Although we may not be visited in our dreams by an angel of the Lord, like Joseph, like the prophets and the saints, we continue to be guided and directed by our dreams - our dreams for ourselves and our families, our dreams for our country, our dreams for a more just and peaceful world.
Our country is the embodiment of the dream in the Declaration of Independence: "We hold these truths to be self-evident, that all men are created equal." In the midst of the Civil War, Abraham Lincoln spoke of that dream, "of a new nation, conceived in liberty and dedicated to the proposition that all men are created equal." One hundred years later his words were echoed by Dr. Martin Luther King Jr., who stood before the Lincoln Memorial and spoke eloquently of his dream of equal treatment for Americans of every race, ethnicity and religious faith; of reconciliation and brotherhood between the descendants of slaves and the descendants of slave-owners and of a society that judges a person based not on skin color but on the content of their character.
The American dream is rooted our shared vision of personal and social equality: As a people we believe with hard work, sacrifice and perseverance, any person, regardless of their race, class, gender or ethnicity, whether born in this country or a newly arrived immigrant, can create a good life for themselves and their family. While some may fear that supporting the Dream Act may threaten the security of our country, it is my perspective that supporting the unity of the family will make our country much stronger and more secure.

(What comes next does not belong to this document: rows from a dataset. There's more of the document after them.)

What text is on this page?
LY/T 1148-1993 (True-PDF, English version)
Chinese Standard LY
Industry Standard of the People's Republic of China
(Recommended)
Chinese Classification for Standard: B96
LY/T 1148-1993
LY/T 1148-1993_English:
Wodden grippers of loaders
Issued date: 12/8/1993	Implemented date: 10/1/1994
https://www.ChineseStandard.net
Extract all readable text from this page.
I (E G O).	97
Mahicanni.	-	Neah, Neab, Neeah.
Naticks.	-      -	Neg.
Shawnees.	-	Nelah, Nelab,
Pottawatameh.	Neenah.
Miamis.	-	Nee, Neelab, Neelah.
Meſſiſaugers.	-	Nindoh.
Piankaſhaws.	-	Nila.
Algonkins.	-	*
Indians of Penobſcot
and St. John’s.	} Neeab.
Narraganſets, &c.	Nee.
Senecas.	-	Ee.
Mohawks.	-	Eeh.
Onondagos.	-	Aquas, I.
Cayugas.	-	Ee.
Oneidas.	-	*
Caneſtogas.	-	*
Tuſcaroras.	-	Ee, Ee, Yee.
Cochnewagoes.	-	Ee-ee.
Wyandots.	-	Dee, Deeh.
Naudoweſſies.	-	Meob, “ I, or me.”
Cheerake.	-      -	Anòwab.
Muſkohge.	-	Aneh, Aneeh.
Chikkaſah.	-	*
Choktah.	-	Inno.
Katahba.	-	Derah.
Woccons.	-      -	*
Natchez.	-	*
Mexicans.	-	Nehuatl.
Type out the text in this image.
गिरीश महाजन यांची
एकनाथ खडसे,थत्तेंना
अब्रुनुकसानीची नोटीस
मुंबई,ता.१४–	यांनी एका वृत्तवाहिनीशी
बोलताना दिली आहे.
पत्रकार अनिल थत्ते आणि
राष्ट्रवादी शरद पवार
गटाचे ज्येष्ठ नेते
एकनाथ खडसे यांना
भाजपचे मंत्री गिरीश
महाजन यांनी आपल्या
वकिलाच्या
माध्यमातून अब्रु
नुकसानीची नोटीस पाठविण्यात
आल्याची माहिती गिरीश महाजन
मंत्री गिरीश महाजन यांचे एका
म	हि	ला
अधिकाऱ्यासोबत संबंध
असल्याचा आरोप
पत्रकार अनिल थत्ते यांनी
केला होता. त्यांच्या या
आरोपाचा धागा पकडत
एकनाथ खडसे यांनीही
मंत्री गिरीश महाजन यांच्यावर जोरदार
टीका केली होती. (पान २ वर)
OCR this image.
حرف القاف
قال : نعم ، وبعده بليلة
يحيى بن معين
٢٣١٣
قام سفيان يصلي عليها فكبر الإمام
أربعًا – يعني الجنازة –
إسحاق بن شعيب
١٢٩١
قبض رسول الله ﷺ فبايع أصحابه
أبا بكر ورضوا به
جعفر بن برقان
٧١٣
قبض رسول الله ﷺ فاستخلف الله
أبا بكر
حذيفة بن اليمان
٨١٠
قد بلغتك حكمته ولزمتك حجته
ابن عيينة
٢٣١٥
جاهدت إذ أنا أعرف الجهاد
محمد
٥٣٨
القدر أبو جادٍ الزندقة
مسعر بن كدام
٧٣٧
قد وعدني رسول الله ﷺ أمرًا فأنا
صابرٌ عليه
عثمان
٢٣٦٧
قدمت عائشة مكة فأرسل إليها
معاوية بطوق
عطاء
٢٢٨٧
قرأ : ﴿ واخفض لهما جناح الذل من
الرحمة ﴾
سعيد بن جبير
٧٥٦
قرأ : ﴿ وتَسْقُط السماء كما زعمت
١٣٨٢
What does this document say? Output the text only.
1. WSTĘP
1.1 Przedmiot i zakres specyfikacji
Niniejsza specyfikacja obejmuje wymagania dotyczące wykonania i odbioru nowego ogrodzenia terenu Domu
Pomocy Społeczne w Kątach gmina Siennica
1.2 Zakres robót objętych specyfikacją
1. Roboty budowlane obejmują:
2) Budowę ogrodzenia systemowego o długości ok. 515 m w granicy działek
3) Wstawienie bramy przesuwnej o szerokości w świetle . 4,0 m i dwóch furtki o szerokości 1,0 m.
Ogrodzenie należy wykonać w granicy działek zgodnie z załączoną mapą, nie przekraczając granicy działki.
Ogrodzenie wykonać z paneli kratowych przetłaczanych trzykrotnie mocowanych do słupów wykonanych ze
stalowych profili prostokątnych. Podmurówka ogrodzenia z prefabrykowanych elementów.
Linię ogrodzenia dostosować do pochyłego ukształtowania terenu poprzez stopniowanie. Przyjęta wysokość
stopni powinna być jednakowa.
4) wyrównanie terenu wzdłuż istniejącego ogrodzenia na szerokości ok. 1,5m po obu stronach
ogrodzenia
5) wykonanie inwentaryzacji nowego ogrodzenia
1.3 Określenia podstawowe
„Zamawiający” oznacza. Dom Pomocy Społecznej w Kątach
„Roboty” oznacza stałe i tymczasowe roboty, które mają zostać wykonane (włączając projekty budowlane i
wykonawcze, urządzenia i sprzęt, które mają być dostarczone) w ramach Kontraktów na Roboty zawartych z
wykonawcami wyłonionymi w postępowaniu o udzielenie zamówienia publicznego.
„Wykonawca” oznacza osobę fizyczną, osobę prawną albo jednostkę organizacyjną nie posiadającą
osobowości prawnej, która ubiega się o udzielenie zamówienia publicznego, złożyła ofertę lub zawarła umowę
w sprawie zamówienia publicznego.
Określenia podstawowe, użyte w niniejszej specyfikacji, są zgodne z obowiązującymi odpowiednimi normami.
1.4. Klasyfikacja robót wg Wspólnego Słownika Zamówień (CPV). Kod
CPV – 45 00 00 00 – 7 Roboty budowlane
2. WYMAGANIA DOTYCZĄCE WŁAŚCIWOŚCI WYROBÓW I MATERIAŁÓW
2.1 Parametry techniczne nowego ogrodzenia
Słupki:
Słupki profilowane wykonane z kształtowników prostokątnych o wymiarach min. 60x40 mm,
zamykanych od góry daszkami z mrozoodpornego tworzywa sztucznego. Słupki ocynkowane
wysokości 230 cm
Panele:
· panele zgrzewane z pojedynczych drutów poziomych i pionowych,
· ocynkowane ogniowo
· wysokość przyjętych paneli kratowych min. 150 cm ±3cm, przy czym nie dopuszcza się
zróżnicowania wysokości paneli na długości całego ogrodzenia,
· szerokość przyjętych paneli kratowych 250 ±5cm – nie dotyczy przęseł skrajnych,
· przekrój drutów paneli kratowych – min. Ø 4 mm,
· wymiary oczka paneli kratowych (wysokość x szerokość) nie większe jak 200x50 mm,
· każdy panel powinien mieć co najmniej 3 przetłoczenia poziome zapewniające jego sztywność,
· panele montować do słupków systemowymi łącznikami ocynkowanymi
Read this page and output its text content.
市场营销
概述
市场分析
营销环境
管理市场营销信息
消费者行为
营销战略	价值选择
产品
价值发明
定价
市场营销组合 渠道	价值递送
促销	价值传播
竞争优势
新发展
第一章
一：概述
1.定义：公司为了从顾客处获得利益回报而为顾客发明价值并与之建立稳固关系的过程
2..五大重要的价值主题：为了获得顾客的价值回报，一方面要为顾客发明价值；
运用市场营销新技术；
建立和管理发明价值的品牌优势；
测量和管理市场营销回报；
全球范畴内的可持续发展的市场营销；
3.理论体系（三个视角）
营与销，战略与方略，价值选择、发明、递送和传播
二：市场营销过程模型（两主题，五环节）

As I write this column, I am mindful that the U.S. Senate is preparing to vote on the Dream Act. This Dream Act would provide a way for young people, (who were brought to this country as young children but do not have legal immigration status), to earn their citizenship by graduating from college or serving in the armed forces. By the time this article is published, the Senate may have already made its decision. But regardless of the outcome of their vote, it is vital for our society that we act to safeguard the family and work to keep the family together.
During the Christmas season, we remember not only the birth of Jesus but also how the Holy Family sought to do what was best for their infant son by leaving their homeland and settling in a foreign land in search of safety and a better life. Today is no different; each of us are called to do what is best for our families. I think this means doing everything possible to keep families together and to work together to support enactment of laws and public policy that promote the safety, welfare and unity of families.
The angel who came to Joseph in a dream instructed him to do what was best for the child. It is my earnest prayer that in this season of hopes and dreams fulfilled, guided by the example of St. Joseph and led by our dreams, we, as a nation, will do what is best for our sons and daughters.
Burns is the Roman Catholic Bishop of the Diocese of Juneau and Southeast Alaska.